Tribunal Administratif de Lyon — Décision N° TA69-2410759
jeudi 14 novembre 2024
| Juridiction | Tribunal Administratif de Lyon |
| Section | Tribunal Administratif de Lyon |
| N° Dossier | TA69-2410759 |
| Type | Décision |
| Recours | Excès de pouvoir |
| Publication | D |
| Avocat requérant | NAILI |
Résumé IA
Texte intégral
Vu la procédure suivante :
Par une requête, enregistrée le 27 octobre 2024, M. B A, représenté par Me Naili, avocat, demande au juge des référés du tribunal :
1°) de condamner l'État, sur le fondement de l'article R. 541-1 du code de justice administrative, à lui payer une indemnité provisionnelle de 6 000 euros, avec intérêts au taux légal et capitalisation des intérêts, à valoir sur l'indemnisation des conséquences dommageables de la décision implicite de rejet née du silence gardé par la préfète du Rhône sur sa demande de regroupement familial présentée le 7 novembre 2023 au bénéfice de son épouse ;
2°) de mettre à la charge de l'État une somme de 2 000 euros au titre de l'article L. 761-1 du code de justice administrative.
Il soutient que :
- la préfète du Rhône a commis une illégalité fautive de nature à engager la responsabilité de l'État en rejetant implicitement sa demande de regroupement familial présentée le 7 novembre 2023 au bénéfice de son épouse ;
- il a droit à une indemnité provisionnelle de 6 000 euros à valoir sur les troubles dans les conditions d'existence causés par cette décision implicite de rejet.

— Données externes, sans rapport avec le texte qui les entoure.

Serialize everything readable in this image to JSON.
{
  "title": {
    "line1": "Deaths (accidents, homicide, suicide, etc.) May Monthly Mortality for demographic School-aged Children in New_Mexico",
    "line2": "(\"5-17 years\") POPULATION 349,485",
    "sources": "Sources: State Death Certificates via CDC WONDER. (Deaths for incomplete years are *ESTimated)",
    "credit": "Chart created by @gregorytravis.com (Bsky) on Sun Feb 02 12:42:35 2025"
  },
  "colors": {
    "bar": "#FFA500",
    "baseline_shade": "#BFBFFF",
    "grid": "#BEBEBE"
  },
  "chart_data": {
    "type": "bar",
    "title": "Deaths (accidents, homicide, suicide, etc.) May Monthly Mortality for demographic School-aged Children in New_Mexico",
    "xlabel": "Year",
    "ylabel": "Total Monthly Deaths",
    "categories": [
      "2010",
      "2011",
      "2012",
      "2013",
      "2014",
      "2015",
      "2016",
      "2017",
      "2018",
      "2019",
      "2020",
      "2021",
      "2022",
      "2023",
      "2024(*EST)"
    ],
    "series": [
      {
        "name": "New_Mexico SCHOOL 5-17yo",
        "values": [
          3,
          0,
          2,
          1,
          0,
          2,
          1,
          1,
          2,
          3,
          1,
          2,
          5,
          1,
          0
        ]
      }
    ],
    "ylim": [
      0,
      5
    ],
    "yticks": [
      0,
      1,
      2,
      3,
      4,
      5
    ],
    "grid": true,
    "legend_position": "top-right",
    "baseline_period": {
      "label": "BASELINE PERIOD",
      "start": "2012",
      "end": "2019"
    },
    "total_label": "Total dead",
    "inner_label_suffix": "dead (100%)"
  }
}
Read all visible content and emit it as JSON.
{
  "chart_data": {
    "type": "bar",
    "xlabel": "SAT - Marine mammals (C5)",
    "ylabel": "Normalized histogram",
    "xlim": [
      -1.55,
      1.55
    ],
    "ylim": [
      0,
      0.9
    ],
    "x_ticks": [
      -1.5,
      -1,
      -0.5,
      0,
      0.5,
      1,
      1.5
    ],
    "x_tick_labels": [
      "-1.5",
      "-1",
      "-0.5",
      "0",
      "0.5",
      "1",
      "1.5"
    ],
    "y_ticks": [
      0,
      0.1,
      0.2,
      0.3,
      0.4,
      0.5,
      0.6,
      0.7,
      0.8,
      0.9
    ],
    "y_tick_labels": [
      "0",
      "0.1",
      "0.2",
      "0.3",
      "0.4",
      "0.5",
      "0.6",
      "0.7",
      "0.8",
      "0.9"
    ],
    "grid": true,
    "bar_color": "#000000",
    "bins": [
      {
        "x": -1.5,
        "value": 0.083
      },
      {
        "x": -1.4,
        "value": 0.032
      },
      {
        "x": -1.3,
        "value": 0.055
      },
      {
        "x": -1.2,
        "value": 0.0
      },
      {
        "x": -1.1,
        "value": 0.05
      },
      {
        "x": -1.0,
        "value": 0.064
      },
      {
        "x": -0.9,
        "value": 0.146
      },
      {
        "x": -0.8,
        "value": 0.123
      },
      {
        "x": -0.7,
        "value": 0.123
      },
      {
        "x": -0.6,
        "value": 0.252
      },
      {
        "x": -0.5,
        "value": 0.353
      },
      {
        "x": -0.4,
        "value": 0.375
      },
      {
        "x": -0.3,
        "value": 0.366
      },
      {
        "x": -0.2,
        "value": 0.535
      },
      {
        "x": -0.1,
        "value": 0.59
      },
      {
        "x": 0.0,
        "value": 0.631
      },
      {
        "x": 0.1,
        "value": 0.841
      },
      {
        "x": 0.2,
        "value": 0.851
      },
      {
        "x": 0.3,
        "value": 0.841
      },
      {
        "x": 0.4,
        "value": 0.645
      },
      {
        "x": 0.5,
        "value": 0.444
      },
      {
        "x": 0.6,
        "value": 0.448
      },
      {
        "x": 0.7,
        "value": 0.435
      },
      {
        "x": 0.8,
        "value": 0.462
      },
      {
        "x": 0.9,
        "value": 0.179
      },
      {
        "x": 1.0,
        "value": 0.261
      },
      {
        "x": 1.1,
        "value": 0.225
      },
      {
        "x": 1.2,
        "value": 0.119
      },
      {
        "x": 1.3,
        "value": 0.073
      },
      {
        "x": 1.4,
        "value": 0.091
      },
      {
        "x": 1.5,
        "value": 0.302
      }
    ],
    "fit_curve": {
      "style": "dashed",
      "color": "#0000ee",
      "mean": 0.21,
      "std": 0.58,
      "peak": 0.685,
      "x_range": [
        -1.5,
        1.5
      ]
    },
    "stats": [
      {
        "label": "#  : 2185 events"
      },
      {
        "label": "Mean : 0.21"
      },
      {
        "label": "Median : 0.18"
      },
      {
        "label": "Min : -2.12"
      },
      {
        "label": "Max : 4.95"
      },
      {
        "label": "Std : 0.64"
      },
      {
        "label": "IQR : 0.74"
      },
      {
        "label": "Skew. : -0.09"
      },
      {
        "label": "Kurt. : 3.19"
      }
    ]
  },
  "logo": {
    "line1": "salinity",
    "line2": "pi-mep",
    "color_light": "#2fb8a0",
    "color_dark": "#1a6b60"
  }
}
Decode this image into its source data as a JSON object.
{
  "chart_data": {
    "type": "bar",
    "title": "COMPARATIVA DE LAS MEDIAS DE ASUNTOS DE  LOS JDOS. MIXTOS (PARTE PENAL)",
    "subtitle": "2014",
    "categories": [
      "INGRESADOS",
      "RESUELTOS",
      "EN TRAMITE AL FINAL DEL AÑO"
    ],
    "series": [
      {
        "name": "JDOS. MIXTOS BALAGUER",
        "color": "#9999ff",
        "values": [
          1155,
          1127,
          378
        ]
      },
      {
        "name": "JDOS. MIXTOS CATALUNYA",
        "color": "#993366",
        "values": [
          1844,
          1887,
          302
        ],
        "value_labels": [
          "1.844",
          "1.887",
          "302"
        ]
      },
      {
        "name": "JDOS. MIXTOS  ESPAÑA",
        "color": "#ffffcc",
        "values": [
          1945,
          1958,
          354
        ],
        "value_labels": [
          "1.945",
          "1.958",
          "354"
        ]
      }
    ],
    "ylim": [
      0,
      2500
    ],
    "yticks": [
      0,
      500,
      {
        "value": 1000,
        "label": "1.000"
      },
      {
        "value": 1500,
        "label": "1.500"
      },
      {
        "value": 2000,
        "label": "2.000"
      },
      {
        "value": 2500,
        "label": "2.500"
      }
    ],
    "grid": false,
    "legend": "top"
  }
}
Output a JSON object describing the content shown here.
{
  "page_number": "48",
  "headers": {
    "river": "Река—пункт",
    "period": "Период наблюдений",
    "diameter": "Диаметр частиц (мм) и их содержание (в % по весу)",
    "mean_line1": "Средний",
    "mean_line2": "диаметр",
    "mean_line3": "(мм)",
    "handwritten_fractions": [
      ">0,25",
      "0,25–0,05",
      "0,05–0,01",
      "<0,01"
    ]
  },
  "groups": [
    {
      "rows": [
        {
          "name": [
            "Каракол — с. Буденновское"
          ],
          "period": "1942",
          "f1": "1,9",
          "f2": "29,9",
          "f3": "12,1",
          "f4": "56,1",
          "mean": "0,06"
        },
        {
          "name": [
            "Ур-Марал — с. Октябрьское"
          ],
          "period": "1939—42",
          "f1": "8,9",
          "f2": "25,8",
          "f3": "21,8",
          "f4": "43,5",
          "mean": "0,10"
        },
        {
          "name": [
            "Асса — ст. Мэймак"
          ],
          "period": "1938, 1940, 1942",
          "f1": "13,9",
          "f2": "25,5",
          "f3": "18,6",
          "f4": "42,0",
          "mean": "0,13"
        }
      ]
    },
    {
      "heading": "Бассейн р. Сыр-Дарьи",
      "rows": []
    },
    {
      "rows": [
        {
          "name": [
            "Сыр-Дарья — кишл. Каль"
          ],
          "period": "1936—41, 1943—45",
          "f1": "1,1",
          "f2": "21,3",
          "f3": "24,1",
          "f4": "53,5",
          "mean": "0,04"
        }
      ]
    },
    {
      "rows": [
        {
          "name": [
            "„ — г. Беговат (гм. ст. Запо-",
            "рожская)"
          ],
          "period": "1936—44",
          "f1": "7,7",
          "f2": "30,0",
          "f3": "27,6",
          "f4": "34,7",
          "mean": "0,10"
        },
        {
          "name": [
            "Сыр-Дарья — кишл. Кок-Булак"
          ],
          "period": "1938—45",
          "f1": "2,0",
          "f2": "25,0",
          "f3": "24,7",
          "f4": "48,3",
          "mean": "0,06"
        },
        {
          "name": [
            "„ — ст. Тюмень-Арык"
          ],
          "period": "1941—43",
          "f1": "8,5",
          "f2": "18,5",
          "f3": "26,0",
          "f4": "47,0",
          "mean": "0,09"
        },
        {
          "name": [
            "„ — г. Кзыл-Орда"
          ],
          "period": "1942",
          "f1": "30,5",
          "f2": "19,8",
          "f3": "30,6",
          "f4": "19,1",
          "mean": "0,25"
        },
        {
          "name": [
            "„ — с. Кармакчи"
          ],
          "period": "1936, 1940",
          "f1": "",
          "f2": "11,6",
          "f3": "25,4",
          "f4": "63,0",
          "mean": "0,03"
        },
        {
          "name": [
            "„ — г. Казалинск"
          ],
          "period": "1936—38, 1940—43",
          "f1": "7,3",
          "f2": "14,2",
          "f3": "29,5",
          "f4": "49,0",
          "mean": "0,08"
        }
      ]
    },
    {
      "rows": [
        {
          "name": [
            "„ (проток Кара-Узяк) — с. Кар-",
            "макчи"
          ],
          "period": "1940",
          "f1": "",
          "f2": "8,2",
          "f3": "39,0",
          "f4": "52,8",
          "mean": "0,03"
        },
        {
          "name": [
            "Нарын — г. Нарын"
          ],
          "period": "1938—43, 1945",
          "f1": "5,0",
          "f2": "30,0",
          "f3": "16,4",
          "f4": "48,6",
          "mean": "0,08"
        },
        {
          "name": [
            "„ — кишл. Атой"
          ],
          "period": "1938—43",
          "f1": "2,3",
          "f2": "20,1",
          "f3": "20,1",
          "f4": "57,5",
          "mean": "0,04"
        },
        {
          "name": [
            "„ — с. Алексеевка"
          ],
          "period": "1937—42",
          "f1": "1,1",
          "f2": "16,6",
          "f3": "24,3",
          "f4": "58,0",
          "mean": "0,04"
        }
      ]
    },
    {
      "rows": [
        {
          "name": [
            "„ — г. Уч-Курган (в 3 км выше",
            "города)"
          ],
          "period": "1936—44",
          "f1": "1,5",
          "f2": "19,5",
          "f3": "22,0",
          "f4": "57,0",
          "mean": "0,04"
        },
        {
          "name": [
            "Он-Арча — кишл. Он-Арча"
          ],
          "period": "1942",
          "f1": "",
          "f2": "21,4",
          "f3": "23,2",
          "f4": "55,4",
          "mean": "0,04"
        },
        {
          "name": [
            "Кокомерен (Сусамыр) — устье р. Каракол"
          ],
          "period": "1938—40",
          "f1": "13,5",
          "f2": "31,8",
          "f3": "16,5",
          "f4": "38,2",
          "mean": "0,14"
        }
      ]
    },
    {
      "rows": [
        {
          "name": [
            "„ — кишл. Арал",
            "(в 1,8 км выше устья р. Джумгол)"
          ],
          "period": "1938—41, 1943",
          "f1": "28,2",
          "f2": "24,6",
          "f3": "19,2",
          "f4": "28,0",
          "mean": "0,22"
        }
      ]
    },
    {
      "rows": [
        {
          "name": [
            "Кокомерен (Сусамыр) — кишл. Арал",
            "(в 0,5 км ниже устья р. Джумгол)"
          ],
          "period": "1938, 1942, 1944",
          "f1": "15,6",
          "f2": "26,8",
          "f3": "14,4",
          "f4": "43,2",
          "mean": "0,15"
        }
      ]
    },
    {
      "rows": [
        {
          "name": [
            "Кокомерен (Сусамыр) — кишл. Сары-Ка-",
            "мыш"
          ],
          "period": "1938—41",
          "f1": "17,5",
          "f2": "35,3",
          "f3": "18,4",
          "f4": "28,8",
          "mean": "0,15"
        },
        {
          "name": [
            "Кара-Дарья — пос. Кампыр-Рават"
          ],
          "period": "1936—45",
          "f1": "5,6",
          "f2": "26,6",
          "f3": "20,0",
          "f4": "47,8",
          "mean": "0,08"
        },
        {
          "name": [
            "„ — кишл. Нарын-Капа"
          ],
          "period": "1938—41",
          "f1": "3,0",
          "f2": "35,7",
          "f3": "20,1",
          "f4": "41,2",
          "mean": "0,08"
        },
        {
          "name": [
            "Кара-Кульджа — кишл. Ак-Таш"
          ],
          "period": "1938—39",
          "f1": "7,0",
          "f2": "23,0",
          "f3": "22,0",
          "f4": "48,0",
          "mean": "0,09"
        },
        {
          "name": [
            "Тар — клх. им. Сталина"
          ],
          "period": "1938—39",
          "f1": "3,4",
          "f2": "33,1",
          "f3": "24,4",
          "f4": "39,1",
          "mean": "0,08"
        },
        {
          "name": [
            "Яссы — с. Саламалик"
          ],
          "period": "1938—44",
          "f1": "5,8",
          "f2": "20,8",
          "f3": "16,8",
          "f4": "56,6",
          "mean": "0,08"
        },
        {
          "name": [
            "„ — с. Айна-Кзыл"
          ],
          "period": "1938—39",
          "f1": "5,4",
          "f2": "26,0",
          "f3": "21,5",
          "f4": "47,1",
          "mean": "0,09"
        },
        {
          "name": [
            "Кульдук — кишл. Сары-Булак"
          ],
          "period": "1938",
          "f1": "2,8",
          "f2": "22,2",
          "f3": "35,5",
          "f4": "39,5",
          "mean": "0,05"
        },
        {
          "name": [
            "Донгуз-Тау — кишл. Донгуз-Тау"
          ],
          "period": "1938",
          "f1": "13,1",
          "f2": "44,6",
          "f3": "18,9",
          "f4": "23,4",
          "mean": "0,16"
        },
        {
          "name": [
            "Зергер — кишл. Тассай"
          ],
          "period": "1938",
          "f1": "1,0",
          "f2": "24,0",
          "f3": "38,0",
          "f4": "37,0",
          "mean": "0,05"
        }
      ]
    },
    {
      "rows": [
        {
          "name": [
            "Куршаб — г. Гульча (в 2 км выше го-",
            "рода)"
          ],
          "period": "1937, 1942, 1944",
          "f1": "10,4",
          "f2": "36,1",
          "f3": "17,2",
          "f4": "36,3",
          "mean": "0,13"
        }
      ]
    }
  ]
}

Vu les autres pièces du dossier.
Vu le code de justice administrative.
La présidente du tribunal a désigné M. Drouet, vice-président, pour statuer sur les demandes de référé.
Considérant ce qui suit :
1. Aux termes de l'article R. 541-1 du code de justice administrative : " Le juge des référés peut, même en l'absence d'une demande au fond, accorder une provision au créancier qui l'a saisi lorsque l'existence de l'obligation n'est pas sérieusement contestable. Il peut, même d'office, subordonner le versement de la provision à la constitution d'une garantie. "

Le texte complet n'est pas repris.